Reconhece-se, assim, que, em se tratando de empreendimento de natureza popular, destinado a mutuários de baixa renda, como no caso dos autos, o agente financeiro é parte legítima para responder, independentemente de litisconsórcio com a construtora, por vícios na construção de imóvel cuja obra foi por ele financiada com recursos do Sistema Financeiro da Habitação. A legitimidade passiva da instituição financeira não decorre da mera circunstância de haver financiado a obra e nem de se tratar de mútuo contraído no âmbito do SFH, mas do fato de ter a Caixa provido o empreendimento, elaborado o projeto com todas as especificações, escolhido a construtora e o negociado diretamente, no âmbito do programa de habitação popular.

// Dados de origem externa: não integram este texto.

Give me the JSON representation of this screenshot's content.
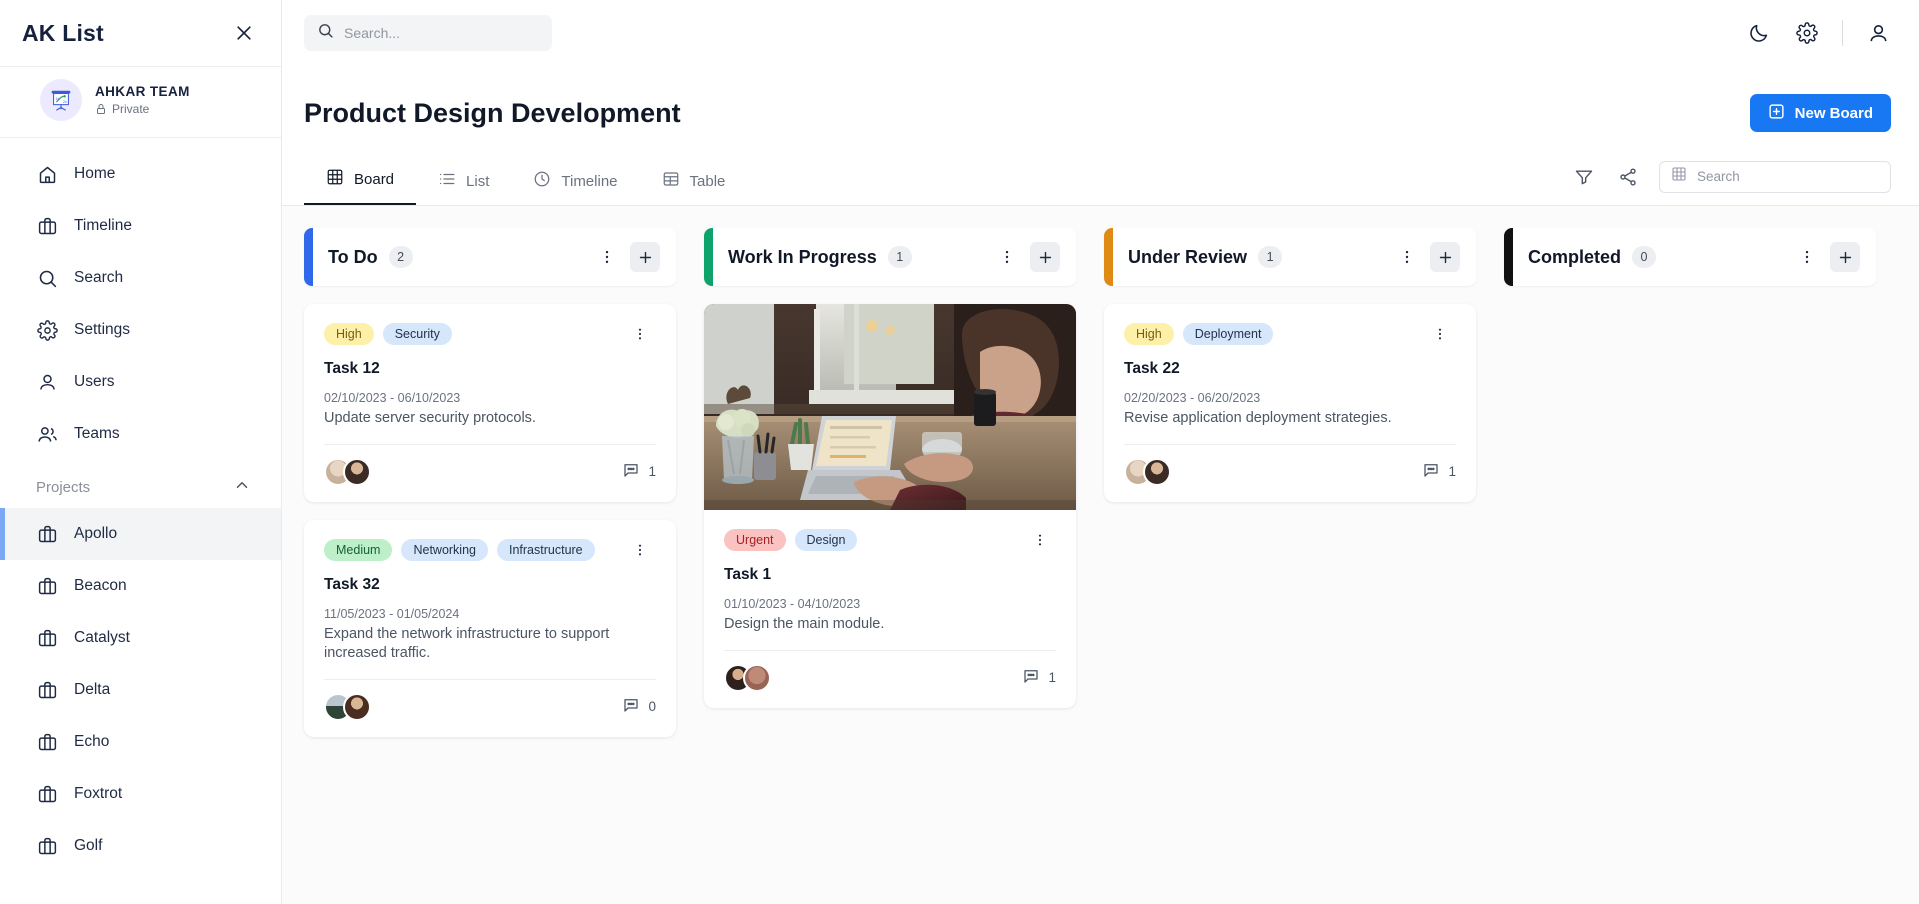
{
  "sidebar": {
    "logo": "AK List",
    "close_icon": "close-icon",
    "team": {
      "name": "AHKAR TEAM",
      "visibility": "Private",
      "lock_icon": "lock-icon"
    },
    "items": [
      {
        "label": "Home",
        "icon": "home-icon",
        "active": false
      },
      {
        "label": "Timeline",
        "icon": "briefcase-icon",
        "active": false
      },
      {
        "label": "Search",
        "icon": "search-icon",
        "active": false
      },
      {
        "label": "Settings",
        "icon": "gear-icon",
        "active": false
      },
      {
        "label": "Users",
        "icon": "user-icon",
        "active": false
      },
      {
        "label": "Teams",
        "icon": "users-icon",
        "active": false
      }
    ],
    "projects_section": {
      "label": "Projects",
      "chevron_icon": "chevron-up-icon"
    },
    "projects": [
      {
        "label": "Apollo",
        "icon": "briefcase-icon",
        "active": true
      },
      {
        "label": "Beacon",
        "icon": "briefcase-icon",
        "active": false
      },
      {
        "label": "Catalyst",
        "icon": "briefcase-icon",
        "active": false
      },
      {
        "label": "Delta",
        "icon": "briefcase-icon",
        "active": false
      },
      {
        "label": "Echo",
        "icon": "briefcase-icon",
        "active": false
      },
      {
        "label": "Foxtrot",
        "icon": "briefcase-icon",
        "active": false
      },
      {
        "label": "Golf",
        "icon": "briefcase-icon",
        "active": false
      }
    ]
  },
  "topbar": {
    "search_placeholder": "Search...",
    "search_value": "",
    "search_icon": "search-icon",
    "moon_icon": "moon-icon",
    "gear_icon": "gear-icon",
    "account_icon": "user-icon"
  },
  "header": {
    "title": "Product Design Development",
    "new_board_label": "New Board",
    "new_board_icon": "plus-square-icon"
  },
  "tabs": [
    {
      "label": "Board",
      "icon": "grid-icon",
      "active": true
    },
    {
      "label": "List",
      "icon": "list-icon",
      "active": false
    },
    {
      "label": "Timeline",
      "icon": "clock-icon",
      "active": false
    },
    {
      "label": "Table",
      "icon": "table-icon",
      "active": false
    }
  ],
  "tab_tools": {
    "filter_icon": "filter-icon",
    "share_icon": "share-icon",
    "search_placeholder": "Search",
    "search_value": "",
    "search_icon": "grid-icon"
  },
  "colors": {
    "todo": "#2f68e8",
    "in_progress": "#0ea36a",
    "under_review": "#e08a16",
    "completed": "#111111",
    "accent": "#1877f2"
  },
  "columns": [
    {
      "title": "To Do",
      "count": "2",
      "accent": "#2f68e8",
      "menu_icon": "dots-vertical-icon",
      "add_icon": "plus-icon",
      "cards": [
        {
          "tags": [
            {
              "label": "High",
              "style": "high"
            },
            {
              "label": "Security",
              "style": "plain"
            }
          ],
          "title": "Task 12",
          "dates": "02/10/2023 - 06/10/2023",
          "description": "Update server security protocols.",
          "comments": "1",
          "image": false,
          "avatars": [
            "#d7c3ae",
            "#4a3a34"
          ]
        },
        {
          "tags": [
            {
              "label": "Medium",
              "style": "medium"
            },
            {
              "label": "Networking",
              "style": "plain"
            },
            {
              "label": "Infrastructure",
              "style": "plain"
            }
          ],
          "title": "Task 32",
          "dates": "11/05/2023 - 01/05/2024",
          "description": "Expand the network infrastructure to support increased traffic.",
          "comments": "0",
          "image": false,
          "avatars": [
            "#9aaab4",
            "#5a3a2e"
          ]
        }
      ]
    },
    {
      "title": "Work In Progress",
      "count": "1",
      "accent": "#0ea36a",
      "menu_icon": "dots-vertical-icon",
      "add_icon": "plus-icon",
      "cards": [
        {
          "tags": [
            {
              "label": "Urgent",
              "style": "urgent"
            },
            {
              "label": "Design",
              "style": "plain"
            }
          ],
          "title": "Task 1",
          "dates": "01/10/2023 - 04/10/2023",
          "description": "Design the main module.",
          "comments": "1",
          "image": true,
          "image_alt": "person working on laptop at a wooden desk",
          "avatars": [
            "#3a2a26",
            "#c08878"
          ]
        }
      ]
    },
    {
      "title": "Under Review",
      "count": "1",
      "accent": "#e08a16",
      "menu_icon": "dots-vertical-icon",
      "add_icon": "plus-icon",
      "cards": [
        {
          "tags": [
            {
              "label": "High",
              "style": "high"
            },
            {
              "label": "Deployment",
              "style": "plain"
            }
          ],
          "title": "Task 22",
          "dates": "02/20/2023 - 06/20/2023",
          "description": "Revise application deployment strategies.",
          "comments": "1",
          "image": false,
          "avatars": [
            "#d7c3ae",
            "#4a3a34"
          ]
        }
      ]
    },
    {
      "title": "Completed",
      "count": "0",
      "accent": "#111111",
      "menu_icon": "dots-vertical-icon",
      "add_icon": "plus-icon",
      "cards": []
    }
  ]
}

Ressalte-se que o contrato firmado pela parte autora com a CEF/FAR não contou com a participação da construtora, de forma que eventual responsabilidade da construtora decorreria de previsão contratual no contrato para a realização da construção do empreendimento firmado apenas entre a construtora e a CEF/FAR, negócio jurídico que não vincula a parte autora, a qual não se encontra obrigada a demandar também contra a construtora, tratando-se de hipótese de litisconsórcio passivo facultativo entre a CEF e a construtora, ante a responsabilidade solidária dos fornecedores na relação de consumo (arts. 7º, parágrafo único, e 25, § 1º, ambos do CDC), sendo autorizado à parte autora a demandar contra qualquer um dos fornecedores, isoladamente ou em conjunto, sendo que no caso em questão a parte autora optou em demandar, exclusivamente, em face da CEF/FAR, razão pela qual não há que se falar em compulsoriedade de formação de litisconsórcio passivo necessário com a construtora.
Nada sendo requerido pelas partes, façam-se os autos conclusos para sentença.
Publique-se. Intimem-se. Cumpra-se.
Belo Horizonte/MG, data do registro.